Fahri menilai presiden memiliki banyak hak prerogatif yang bisa dilakukannya namun jangan melanggar hukum dan konstitusi sehingga apa yang dilakukan harus secara prosedur dan mekanisme yang ada. Dia menginginkan penyusunan kabinet Jokowi-JK harus dipikirkan secara matang sehingga tidak ada reshufle dalam waktu dekat sehingga tidak menimbulkan preseden buruk bagi pemerintahan.
"Kami ingin menteri yang mendampingi presiden adalah permanen, kompeten dan kuat sehingga bisa menjalankan proses 'check and balances' dengan parlemen," ujarnya.
Dia mengatakan pemerintahan Jokowi-JK harus bekerja cepat namun jangan sampai memaksa Jokowi melanggar konstitusi diawal pemerintahan. Karena, menurut Fahri, saat ini undang-undang tentang MPR, DPR, DPD, dan DPRD menegaskan penggunaan hak angket sangat mudah dilakukan.
Sebelumnya Ketua DPR Setya Novanto mengatakan institusinya telah menerima surat dari Presiden Joko Widodo mengenai adanya perubahan dan penambahan jumlah kementerian yang ada di kabinet Jokowi-Jusuf Kalla.

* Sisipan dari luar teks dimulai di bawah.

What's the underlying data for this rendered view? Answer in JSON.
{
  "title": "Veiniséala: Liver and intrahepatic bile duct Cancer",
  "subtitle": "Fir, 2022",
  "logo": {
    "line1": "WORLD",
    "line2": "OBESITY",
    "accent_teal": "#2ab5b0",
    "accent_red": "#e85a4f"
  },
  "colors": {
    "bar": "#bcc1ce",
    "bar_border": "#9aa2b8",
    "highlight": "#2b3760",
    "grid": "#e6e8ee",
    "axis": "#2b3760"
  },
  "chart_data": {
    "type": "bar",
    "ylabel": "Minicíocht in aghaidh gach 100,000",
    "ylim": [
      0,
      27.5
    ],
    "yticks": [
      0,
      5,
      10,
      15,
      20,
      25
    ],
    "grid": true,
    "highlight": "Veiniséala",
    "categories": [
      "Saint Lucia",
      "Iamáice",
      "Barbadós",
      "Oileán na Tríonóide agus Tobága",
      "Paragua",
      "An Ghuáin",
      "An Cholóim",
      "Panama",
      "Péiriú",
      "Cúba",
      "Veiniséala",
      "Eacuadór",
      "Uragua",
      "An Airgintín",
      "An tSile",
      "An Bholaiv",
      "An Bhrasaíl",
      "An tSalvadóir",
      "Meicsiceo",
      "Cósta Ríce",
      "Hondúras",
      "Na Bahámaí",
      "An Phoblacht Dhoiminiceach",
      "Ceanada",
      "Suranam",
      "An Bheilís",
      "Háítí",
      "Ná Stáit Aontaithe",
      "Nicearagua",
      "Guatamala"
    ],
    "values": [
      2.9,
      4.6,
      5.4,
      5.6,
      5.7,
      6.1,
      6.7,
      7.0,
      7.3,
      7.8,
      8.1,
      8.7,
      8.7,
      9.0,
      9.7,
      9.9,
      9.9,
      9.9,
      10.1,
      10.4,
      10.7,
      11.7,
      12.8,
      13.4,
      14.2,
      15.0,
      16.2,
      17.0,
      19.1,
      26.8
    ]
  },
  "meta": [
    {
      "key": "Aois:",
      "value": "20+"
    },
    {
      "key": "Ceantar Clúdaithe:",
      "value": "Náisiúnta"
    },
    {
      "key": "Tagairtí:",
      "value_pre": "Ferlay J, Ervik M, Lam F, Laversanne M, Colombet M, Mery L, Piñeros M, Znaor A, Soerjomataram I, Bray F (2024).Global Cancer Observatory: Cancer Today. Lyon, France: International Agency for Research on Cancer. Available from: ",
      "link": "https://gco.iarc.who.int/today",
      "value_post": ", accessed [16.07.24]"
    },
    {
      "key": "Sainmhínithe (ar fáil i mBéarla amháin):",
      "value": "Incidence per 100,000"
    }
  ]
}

Dia mengatakan surat itu sudah sesuai dengan Pasal 17 ayat 4 UUD 1945 dan tidak lepas dari Pasal 6 UU nomor 39 tahun 2008 bahwa pembentukan kabinet paling lambat 14 setelah pelantikan yaitu jatuh pada tanggal 3 November 2014. Pasal 17 UU nomor 39 tahun 2008 disebutkan DPR memiliki waktu tujuh ari membalas surat tersebut dan institusinya berkomitmen untuk segera membalas surat Presiden Jokowi.